Oct. 22, 2013, 10:18 AM
- Halliburton (HAL +2.1%) bounces back following modestly disappointing Q3 results, and Jefferies reiterates its Buy rating on HAL shares and raises its price target to $60 from $58 while lowering its EPS estimates for Q4 2013, FY 2013 and FY 2014.
- Management’s "less content-rich conversation" in its Q3 report leaves the stock waiting for the November analyst day, when Jefferies expects clarity on efficiency initiatives and growth paths; the firm continues to see HAL as a top pick based on multi-year prospects related to U.S. shale efficiency.
- Jefferies also raises its price target on Devon Energy (DVN +2%), to $74 from $71, noting that the combination of DVN's midstream assets with Crosstex adds ~$3/share to its NAV estimate, and future drop-downs could provide additional upside.
Oct. 21, 2013, 2:51 PM
- "It's an epic deal," R.W. Baird analyst Ethan Bellamy says of plans to combine Devon's (DVN +4.2%) midstream operations with Crosstex (XTXI +59.4%; XTEX +37.7%) to form a publicly traded MLP that will combine the companies' pipelines, processing plants, rail terminals and other oil and natural gas infrastructure.

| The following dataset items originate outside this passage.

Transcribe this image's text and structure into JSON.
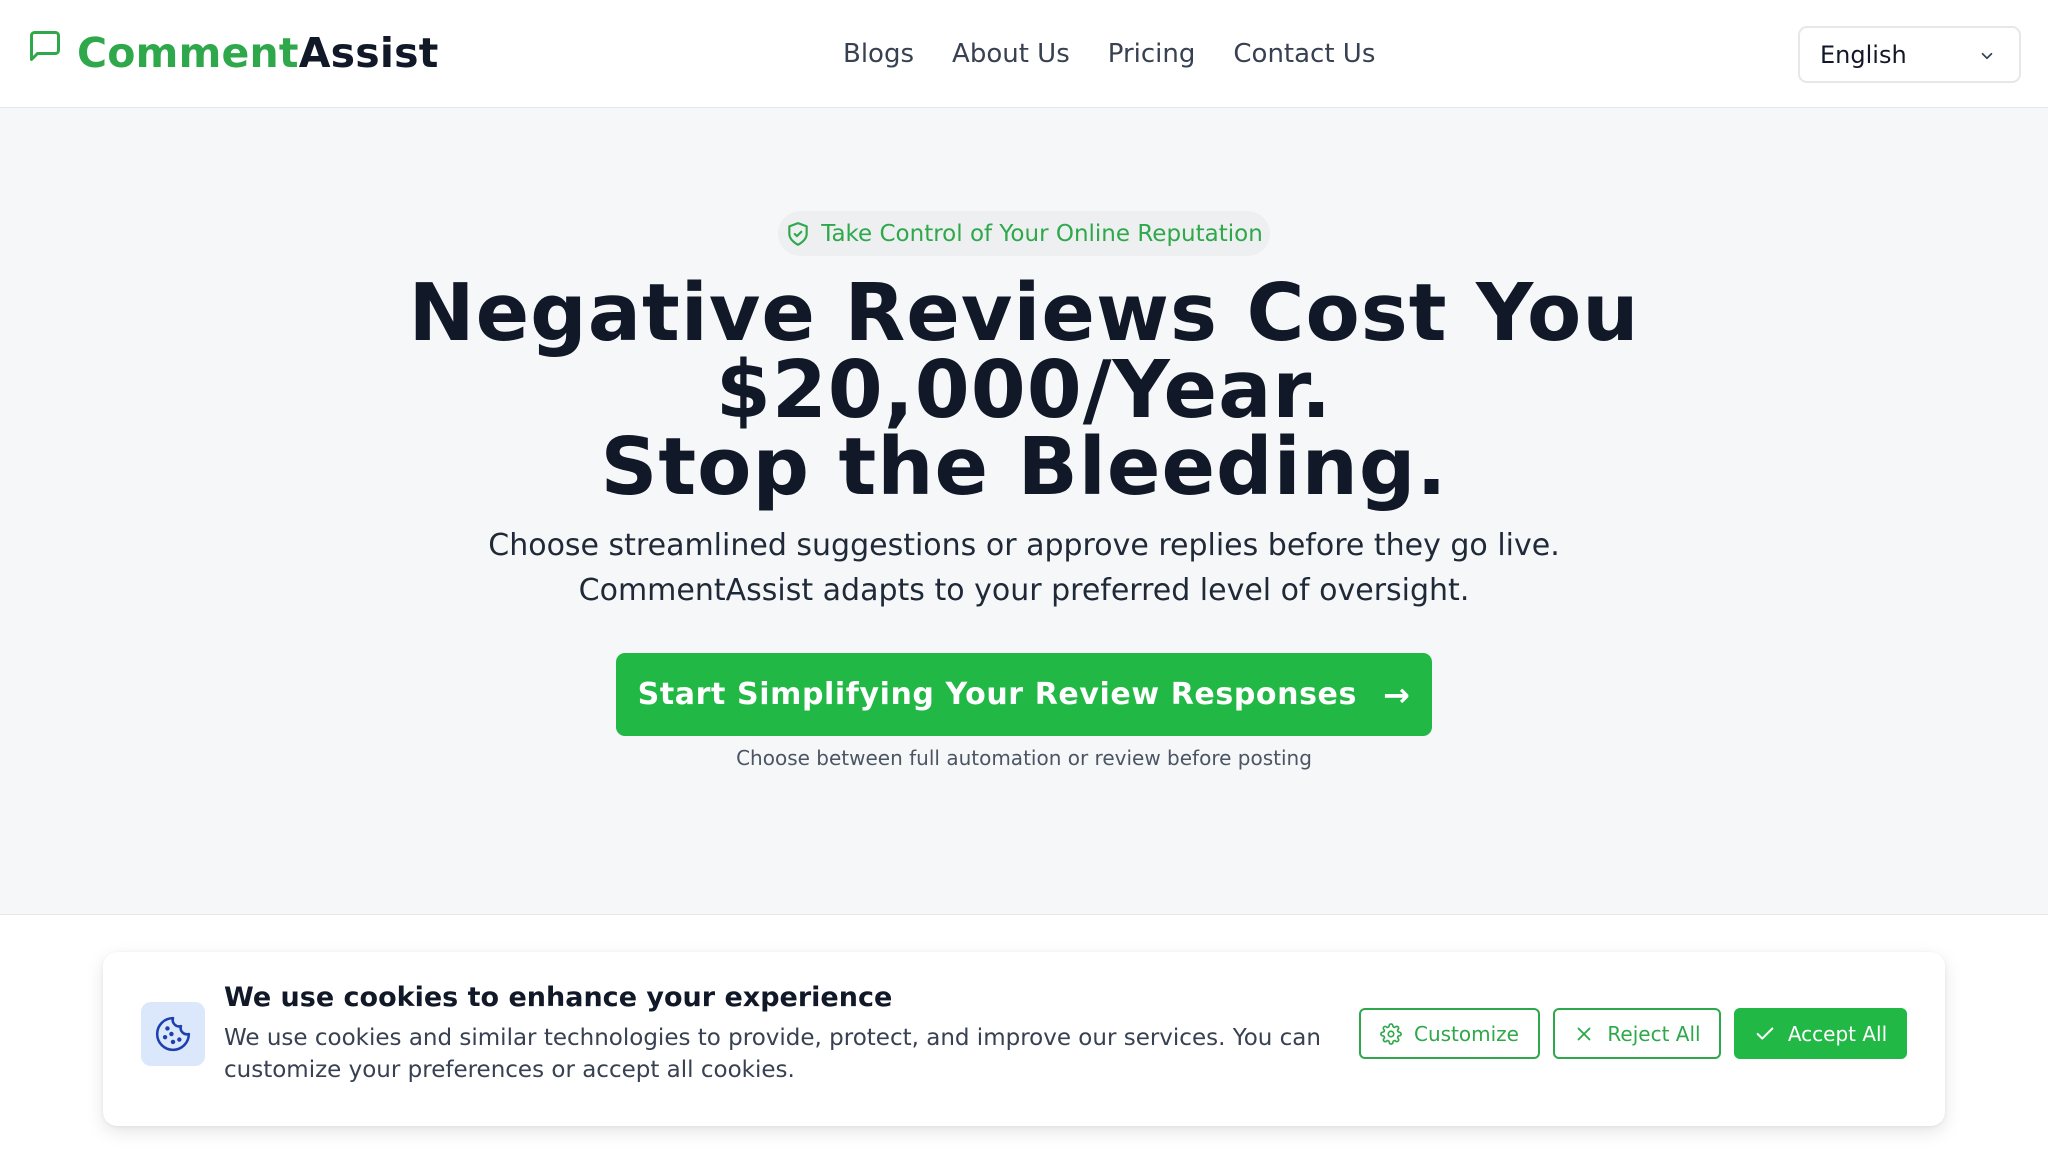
{
  "header": {
    "brand_first": "Comment",
    "brand_second": "Assist",
    "nav": [
      "Blogs",
      "About Us",
      "Pricing",
      "Contact Us"
    ],
    "language": "English",
    "icons": {
      "logo": "message-square-icon",
      "language": "chevron-down-icon"
    }
  },
  "hero": {
    "badge": "Take Control of Your Online Reputation",
    "badge_icon": "shield-check-icon",
    "headline": [
      "Negative Reviews Cost You",
      "$20,000/Year.",
      "Stop the Bleeding."
    ],
    "subtext": [
      "Choose streamlined suggestions or approve replies before they go live.",
      "CommentAssist adapts to your preferred level of oversight."
    ],
    "cta_label": "Start Simplifying Your Review Responses",
    "cta_arrow": "→",
    "cta_note": "Choose between full automation or review before posting"
  },
  "cookie_banner": {
    "icon": "cookie-icon",
    "title": "We use cookies to enhance your experience",
    "text": "We use cookies and similar technologies to provide, protect, and improve our services. You can customize your preferences or accept all cookies.",
    "buttons": {
      "customize": "Customize",
      "reject": "Reject All",
      "accept": "Accept All"
    },
    "button_icons": {
      "customize": "gear-icon",
      "reject": "x-icon",
      "accept": "check-icon"
    }
  },
  "colors": {
    "brand_green": "#2ea84a",
    "cta_green": "#22b845",
    "text_dark": "#111827",
    "background": "#f6f7f9",
    "cookie_icon_bg": "#dbe7fb"
  }
}
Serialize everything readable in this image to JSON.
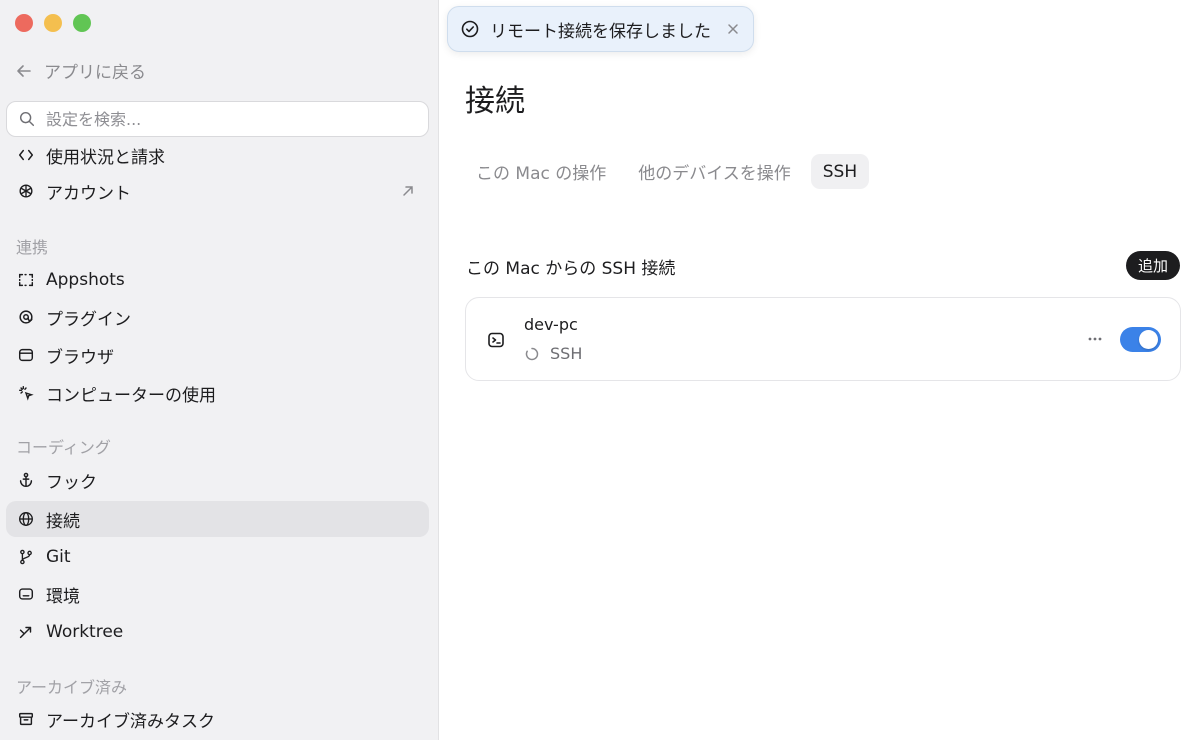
{
  "sidebar": {
    "back_label": "アプリに戻る",
    "search_placeholder": "設定を検索...",
    "top_items": [
      {
        "label": "使用状況と請求",
        "icon": "code-brackets-icon"
      },
      {
        "label": "アカウント",
        "icon": "openai-logo-icon",
        "trail_icon": "external-arrow-icon"
      }
    ],
    "sections": [
      {
        "title": "連携",
        "items": [
          {
            "label": "Appshots",
            "icon": "screenshot-frame-icon"
          },
          {
            "label": "プラグイン",
            "icon": "plugin-icon"
          },
          {
            "label": "ブラウザ",
            "icon": "browser-icon"
          },
          {
            "label": "コンピューターの使用",
            "icon": "cursor-click-icon"
          }
        ]
      },
      {
        "title": "コーディング",
        "items": [
          {
            "label": "フック",
            "icon": "anchor-icon"
          },
          {
            "label": "接続",
            "icon": "globe-icon",
            "active": true
          },
          {
            "label": "Git",
            "icon": "git-branch-icon"
          },
          {
            "label": "環境",
            "icon": "environment-icon"
          },
          {
            "label": "Worktree",
            "icon": "worktree-icon"
          }
        ]
      },
      {
        "title": "アーカイブ済み",
        "items": [
          {
            "label": "アーカイブ済みタスク",
            "icon": "archive-icon"
          }
        ]
      }
    ]
  },
  "toast": {
    "message": "リモート接続を保存しました",
    "icon": "check-circle-icon"
  },
  "main": {
    "title": "接続",
    "tabs": [
      {
        "label": "この Mac の操作"
      },
      {
        "label": "他のデバイスを操作"
      },
      {
        "label": "SSH",
        "active": true
      }
    ],
    "section_title": "この Mac からの SSH 接続",
    "add_label": "追加",
    "connections": [
      {
        "name": "dev-pc",
        "status": "SSH",
        "enabled": true
      }
    ]
  },
  "colors": {
    "accent": "#3b82e8",
    "sidebar_bg": "#f1f1f3",
    "toast_bg": "#e9f1fb"
  }
}
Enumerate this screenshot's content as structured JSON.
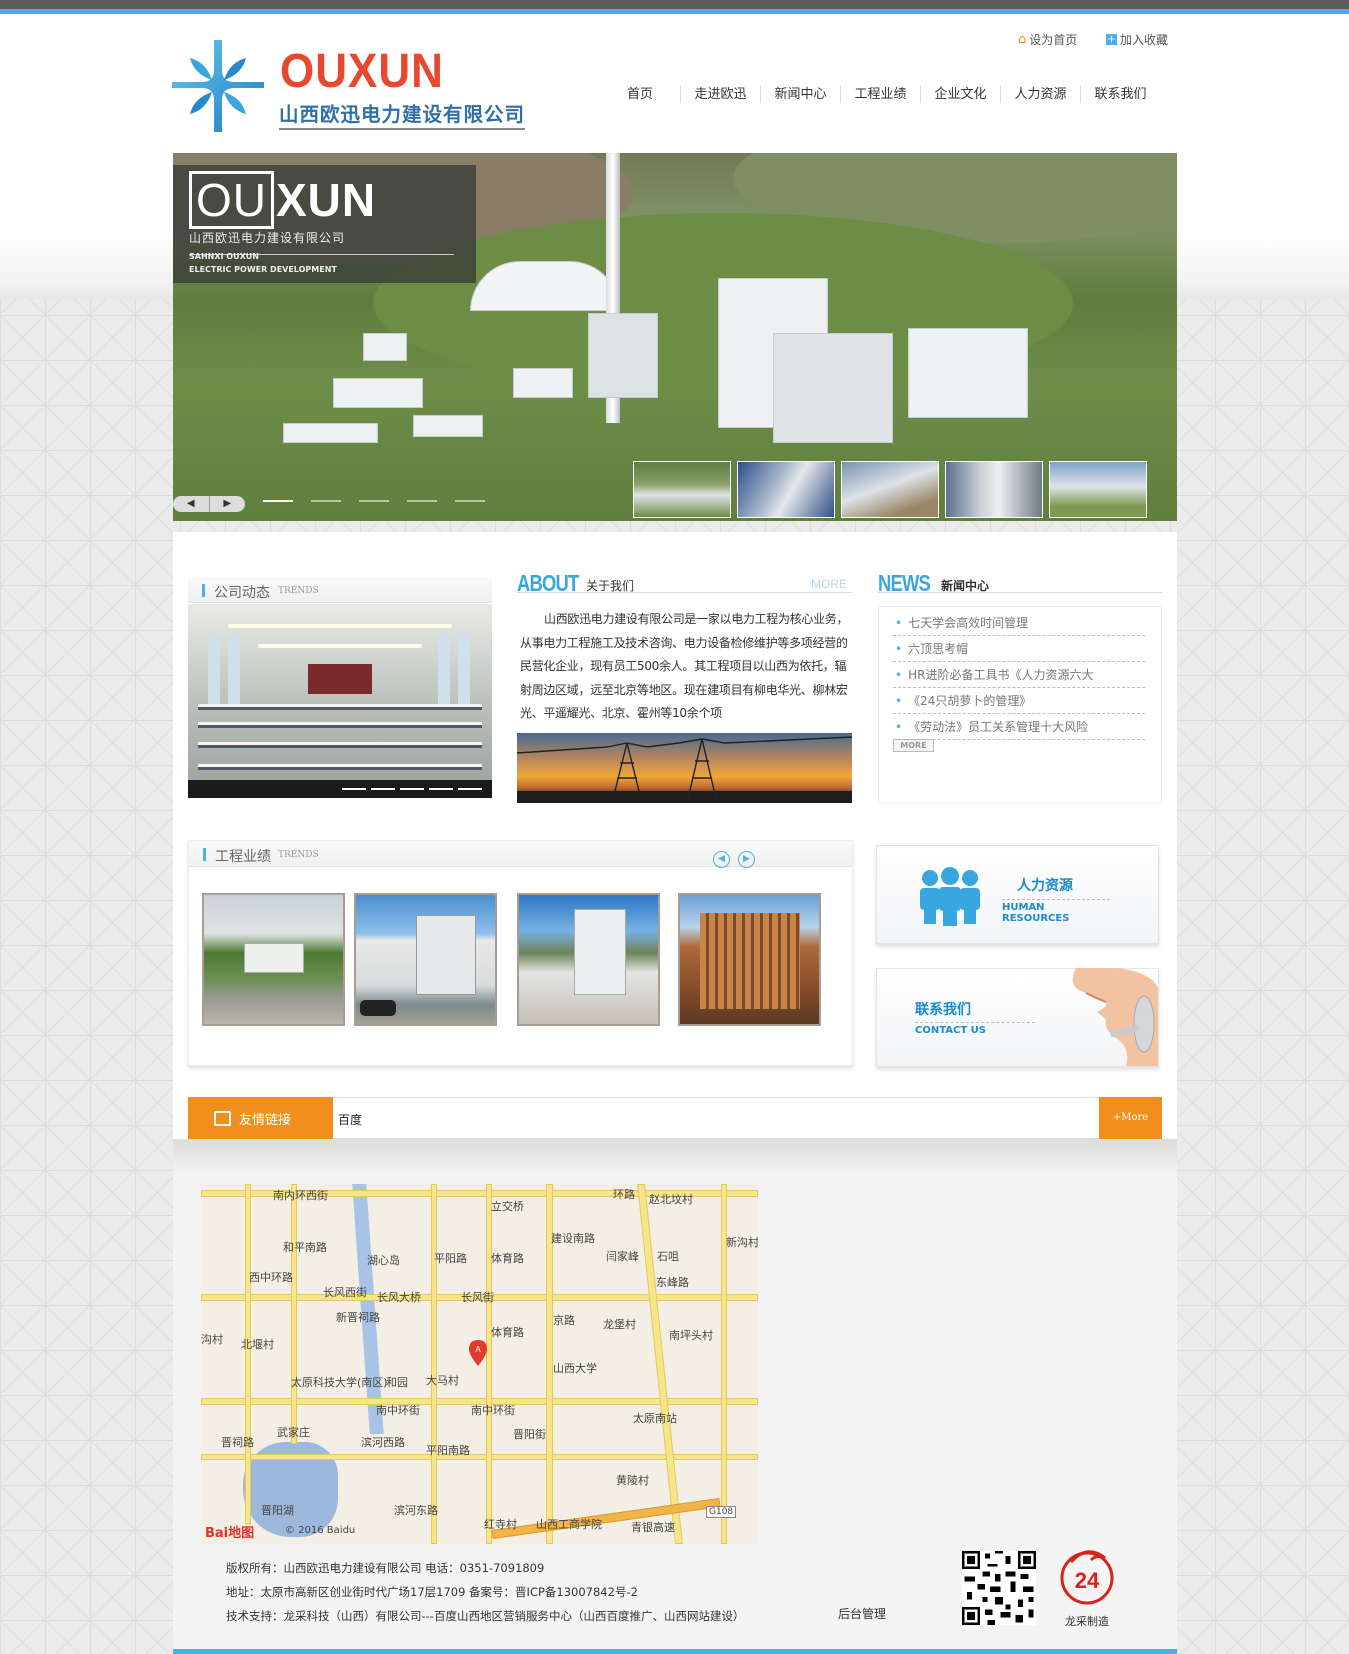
{
  "header": {
    "brand": "OUXUN",
    "brand_cn": "山西欧迅电力建设有限公司",
    "util": [
      {
        "label": "设为首页",
        "icon": "home-icon"
      },
      {
        "label": "加入收藏",
        "icon": "plus-icon"
      }
    ],
    "nav": [
      "首页",
      "走进欧迅",
      "新闻中心",
      "工程业绩",
      "企业文化",
      "人力资源",
      "联系我们"
    ]
  },
  "banner": {
    "brand_left": "OU",
    "brand_right": "XUN",
    "company": "山西欧迅电力建设有限公司",
    "en_line1": "SAHNXI OUXUN",
    "en_line2": "ELECTRIC POWER DEVELOPMENT",
    "prev": "◀",
    "next": "▶"
  },
  "dynamics": {
    "title": "公司动态",
    "title_en": "TRENDS"
  },
  "about": {
    "title_en": "ABOUT",
    "title_cn": "关于我们",
    "more": "MORE",
    "text": "山西欧迅电力建设有限公司是一家以电力工程为核心业务，从事电力工程施工及技术咨询、电力设备检修维护等多项经营的民营化企业，现有员工500余人。其工程项目以山西为依托，辐射周边区域，远至北京等地区。现在建项目有柳电华光、柳林宏光、平遥耀光、北京、霍州等10余个项"
  },
  "news": {
    "title_en": "NEWS",
    "title_cn": "新闻中心",
    "bullet": "•",
    "items": [
      "七天学会高效时间管理",
      "六顶思考帽",
      "HR进阶必备工具书《人力资源六大",
      "《24只胡萝卜的管理》",
      "《劳动法》员工关系管理十大风险"
    ],
    "more": "MORE"
  },
  "projects": {
    "title": "工程业绩",
    "title_en": "TRENDS",
    "prev": "◀",
    "next": "▶"
  },
  "hr": {
    "title_cn": "人力资源",
    "title_en": "HUMAN RESOURCES"
  },
  "contact": {
    "title_cn": "联系我们",
    "title_en": "CONTACT US"
  },
  "links": {
    "label": "友情链接",
    "value": "百度",
    "more": "+More"
  },
  "map": {
    "labels": [
      "南内环西街",
      "立交桥",
      "环路",
      "赵北坟村",
      "新沟村",
      "闫家峰",
      "石咀",
      "湖心岛",
      "平阳路",
      "体育路",
      "建设南路",
      "和平南路",
      "长风西街",
      "长风大桥",
      "长风街",
      "东峰路",
      "西中环路",
      "新晋祠路",
      "京路",
      "龙堡村",
      "南坪头村",
      "沟村",
      "北堰村",
      "体育路",
      "山西大学",
      "太原科技大学(南区)",
      "和园",
      "大马村",
      "南中环街",
      "南中环街",
      "太原南站",
      "武家庄",
      "滨河西路",
      "平阳南路",
      "晋阳街",
      "晋祠路",
      "黄陵村",
      "晋阳湖",
      "红寺村",
      "山西工商学院",
      "青银高速",
      "G108",
      "滨河东路"
    ],
    "logo": "Bai地图",
    "copyright": "© 2016 Baidu"
  },
  "footer": {
    "line1": "版权所有：山西欧迅电力建设有限公司 电话：0351-7091809",
    "line2": "地址：太原市高新区创业街时代广场17层1709 备案号：晋ICP备13007842号-2",
    "line3": "技术支持：龙采科技（山西）有限公司---百度山西地区营销服务中心（山西百度推广、山西网站建设）",
    "admin": "后台管理",
    "longcai": "龙采制造",
    "longcai_num": "24"
  },
  "colors": {
    "accent": "#4bb0e8",
    "brand_red": "#e8482e",
    "orange": "#f28e1b",
    "nav_text": "#333333"
  }
}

- "Devon is getting out of the gates on their midstream standalone business much bigger and stronger and potentially at investment-grade status right away," the analyst says, adding the combination also is "fantastic" for Crosstex.
- The Devon-Crosstex combo will be larger and more formidable than DVN's midstream assets would be in its own company; DVN expects the new business to bring $700M in earnings in 2014 vs. $425M it had expected via a standalone MLP.